So how many out there have truely "Experimented" opening their canopies in flight? Do those of you that fly tip-ups know that the canopy can be substituted for the elevator in the case of elevator control failure? It turns out that the canopy is a lifting surface. Opening it causes the nose to fall, which can be overcome with trim alone. Once trimmed, opening the canopy further will cause the nose to fall further. Closing it will cause the nose to rise (all at the same power level). Flaps MUST be left in the UP position or the canopy looses control. I have successfully tested landing the aircraft under these conditions (on a long runway) using ONLY canopy positional input and hands off the elevator.
I can say from experience that an unplanned open tip-up canopy should not result in a loss of control unless the pilot stopped flying the aircraft.
Not a planned "experiment" today, had my RV Tilt-up canopy pop open during flight today.

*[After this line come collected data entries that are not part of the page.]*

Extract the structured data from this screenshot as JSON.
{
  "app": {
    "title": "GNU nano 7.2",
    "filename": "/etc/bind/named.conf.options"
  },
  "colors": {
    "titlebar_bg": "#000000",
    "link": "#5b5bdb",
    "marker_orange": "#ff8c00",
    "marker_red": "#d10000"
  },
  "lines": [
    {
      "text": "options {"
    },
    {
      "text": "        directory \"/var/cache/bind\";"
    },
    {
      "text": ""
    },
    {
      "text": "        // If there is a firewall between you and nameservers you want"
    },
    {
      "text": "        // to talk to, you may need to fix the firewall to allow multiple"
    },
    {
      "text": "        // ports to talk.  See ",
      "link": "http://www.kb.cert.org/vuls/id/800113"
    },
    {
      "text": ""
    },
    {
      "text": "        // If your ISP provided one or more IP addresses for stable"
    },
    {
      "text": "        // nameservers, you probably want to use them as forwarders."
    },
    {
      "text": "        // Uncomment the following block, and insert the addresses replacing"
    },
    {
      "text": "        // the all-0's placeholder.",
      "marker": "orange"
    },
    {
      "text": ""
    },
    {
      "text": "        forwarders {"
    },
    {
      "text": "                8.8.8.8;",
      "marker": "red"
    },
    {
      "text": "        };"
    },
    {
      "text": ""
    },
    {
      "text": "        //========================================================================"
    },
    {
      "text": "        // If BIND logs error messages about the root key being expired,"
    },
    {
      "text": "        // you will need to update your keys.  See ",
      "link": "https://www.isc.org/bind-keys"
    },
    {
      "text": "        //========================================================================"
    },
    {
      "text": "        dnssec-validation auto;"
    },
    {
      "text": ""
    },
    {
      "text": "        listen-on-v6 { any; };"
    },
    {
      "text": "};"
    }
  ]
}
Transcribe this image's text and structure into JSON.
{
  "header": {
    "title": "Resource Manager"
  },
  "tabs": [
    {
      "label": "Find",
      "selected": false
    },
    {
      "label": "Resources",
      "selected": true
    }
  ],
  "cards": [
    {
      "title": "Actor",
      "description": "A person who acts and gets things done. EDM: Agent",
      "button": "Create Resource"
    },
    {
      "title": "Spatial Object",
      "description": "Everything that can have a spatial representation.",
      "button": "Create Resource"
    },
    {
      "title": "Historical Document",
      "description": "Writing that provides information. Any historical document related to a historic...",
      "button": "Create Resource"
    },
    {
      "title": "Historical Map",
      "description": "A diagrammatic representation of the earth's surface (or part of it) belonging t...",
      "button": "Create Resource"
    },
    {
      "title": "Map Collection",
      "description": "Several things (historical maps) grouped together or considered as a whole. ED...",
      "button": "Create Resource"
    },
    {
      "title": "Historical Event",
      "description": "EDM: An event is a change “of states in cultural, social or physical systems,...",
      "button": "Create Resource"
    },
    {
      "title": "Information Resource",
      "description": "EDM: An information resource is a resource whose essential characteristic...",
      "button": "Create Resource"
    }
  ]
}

Spent the day washing/waxing the plane. At the end of the day it was so nice decided to go out for a flight. After 10+ hours was a little tired.
Cranked up, talked with ground, received taxi instructions and soon was in the air.
Headed out North, towards a friend's home on a remote lake. Descending from 2000ft to 1500 to get my airspeed up for a zoom climb, right at 200mph (mph on ASI) started to pull up. Before that happened, the roll bar latch holding the canopy down let go, that's right forgot to latch the side latch.
Big popping noise followed by medium wind noise in the cockpit. With headphones could still here the Kenai Tower talking with a Cessna.
Main thing was it wanted to do a nose tuck, almost full elevator before it stopped, was adding trim at the same time as pulling, what made the big difference was reaching up and pulling the canopy down, immediate elevator control. Just a couple of inches made a big difference.
Just like you mention, do believe you could control pitch with the canopy.
Once in a climb and slowing down was finally able to pull it down enough to rotate and close the roll bar latch again. Reduced airspeed back to Kenai.
Not my best day for reading/following my checklist....Skipped right past the line to check/verify the pilot side latch.
A wake up call for sure.
As far as controlling the plane, it was not responding like it normally does when moving the controls. A little was not working well, more force and about 2/3 nose up elevator leveled it, more initiated a climb. After level flight established reached up and grabbed the D handle and pulled down a couple of inches. Was riding about 6" open and took some force to pull down, at first I did try to close, but it would not, actually think it came down crooked, might have been able to close if I could have watched the rails to verify lined up right. So, just held and flew normally until the airspeed went below 140 mph: at that time was able to close the roll bar latch.